Lana Del Rey invokes Sylvia Plath, Marilyn Monroe, Princess Diana in latest video
At the end of the clip, Lana Del Rey calls it her “art video”: a new spoken-word piece called “Patent Leather Do-Over,” accompanied by 4½ minutes of shaky black-and-white camera-phone footage tracking her leisurely descent down an outdoor staircase to the beach. In terms of its visual metaphor, though, the thing is practically a documentary.
Days after a series of earlier posts in which the 34-year-old singer raised tricky questions about race and gender — then repeatedly doubled down when commenters accused her of flaunting her white privilege — here she is blithely closing in on the frothing waters in front of her.
Why rise above when you can sink with a smile?
A week into Lana-gate, nobody needs more musing over whether or not Del Rey is a racist (or at best a Karen); plenty has already been said on the topic since her initial volley, in which she complained of being subject to a double standard that doesn’t apply to other female artists — most of them women of color — such as Beyoncé, Nicki Minaj and Cardi B.
“I’m fed up with female writers and alt singers saying that I glamorize abuse when in reality I’m just a glamorous person singing about the realities of what we are all now seeing are very prevalent emotionally abusive relationships all over the world,” she wrote on May 21, echoing comments she made last year in an angry tweet inspired by music critic Ann Powers’ (very admiring) review of Del Rey’s latest album, “Norman F— Rockwell!”
On Thursday, Lady Gaga released her new dance-pop album, “Chromatica,” featuring collaborations with Ariana Grande, Blackpink and 73-year-old Elton John.
Yet as the singer’s final word on the controversy, as of Thursday at least, this new spoken-word poem and video feels worthy of consideration as an emblem of Del Rey’s approach to pop stardom.
That it appeared on Instagram was no surprise: The most visually oriented of the major social-media platforms — key for an artist as in love with images as Del Rey is — Instagram has also become the place where pop stardom happens during the pandemic.
Indeed, the “Patent Leather Do-Over” clip can be considered a bit of promo for the singer’s upcoming projects: two books of poetry — “Violet Bent Backwards Over the Grass” and “Behind the Iron Gates — Insights From an Institution” — along with an accompanying spoken-word album reportedly due this year. (In an earlier Instagram video she revealed what she said will be the title of her proper “Rockwell” follow-up: “Chemtrails Over the Country Club.”)
With its steady point-of-view shot of Del Rey’s long, tanned legs, the staircase video — actually the second featuring “Patent Leather Do-Over,” following one showing swaying palm trees — also shores up the idea of her glamorousness in the face of all her haters.
But it’s the poem’s historical framing, emphasized by the faux-vintage background music provided by the singer’s trusted producer Jack Antonoff, that really puts across the unbothered attitude she’s looking to project.
Del Rey opens the poem by addressing Sylvia Plath, telling the late writer that she knew what Plath meant “when you talked about swimming in the ocean and leaving your patent leather black shoes pointing towards it while you swam.”
The reference to Plath’s attempted suicide (as documented in “The Bell Jar”) is heavy, clearly; ditto Del Rey’s references later in the poem to Marilyn Monroe and Princess Diana.
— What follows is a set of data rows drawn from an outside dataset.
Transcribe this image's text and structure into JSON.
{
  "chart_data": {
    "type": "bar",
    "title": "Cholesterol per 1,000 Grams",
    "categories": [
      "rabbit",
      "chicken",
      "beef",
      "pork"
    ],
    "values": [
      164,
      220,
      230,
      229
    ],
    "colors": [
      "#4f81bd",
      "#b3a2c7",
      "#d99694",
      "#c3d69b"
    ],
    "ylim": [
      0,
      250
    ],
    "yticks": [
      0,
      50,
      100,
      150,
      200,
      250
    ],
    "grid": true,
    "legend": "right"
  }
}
To invoke those troubled names, though — each with its tightly coiled history of celebrity turned toxic — is to suggest how much more Del Rey can take without breaking.
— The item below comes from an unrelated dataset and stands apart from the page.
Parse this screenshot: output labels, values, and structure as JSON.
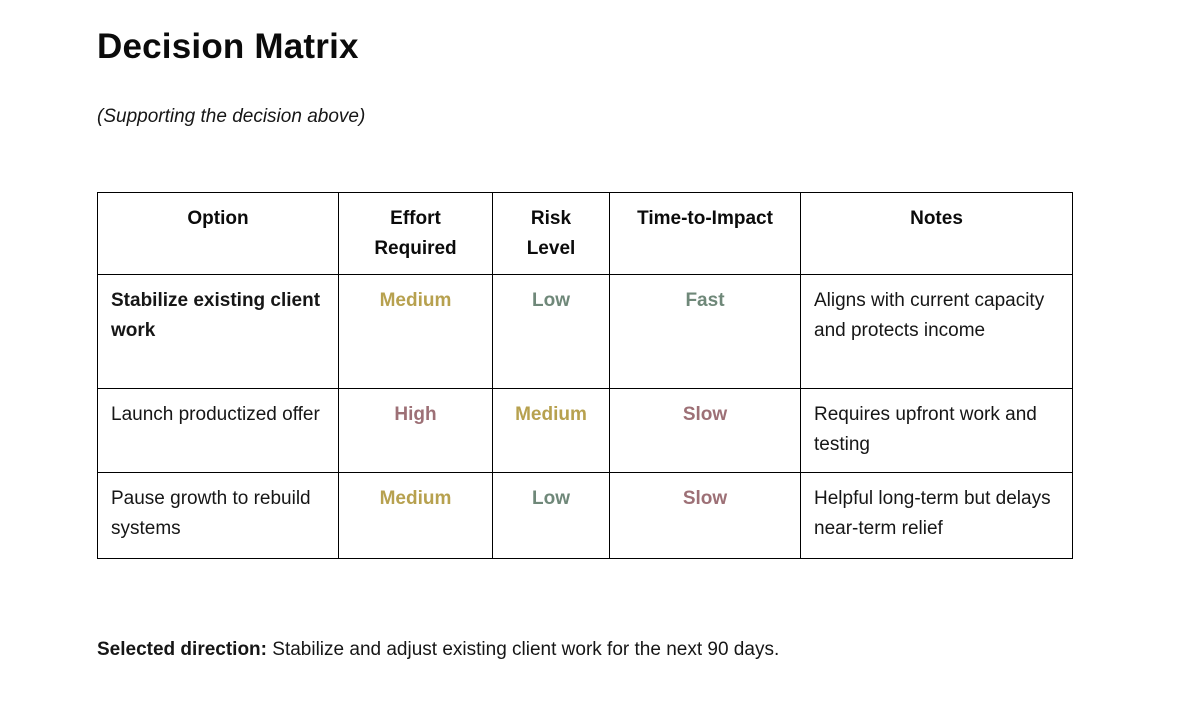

“All of my kind women who came before me / Blonde, I dyed my hair black for you,” she goes on in a singsong voice that dares you to perceive her as a victim, “I turned my back on that black pond / I swear I won’t stop till I’m dead / And here I am at 34 / And what for?
“To bring my pair of baby patent leather shoes / To turn them the other way,” she says, Antonoff’s guitar reverbing into infinity behind her, “Towards the sea-cliff stairs, not at the ocean.”
It’s a confession that functions as a flex — and an invitation, as always, to keep watching.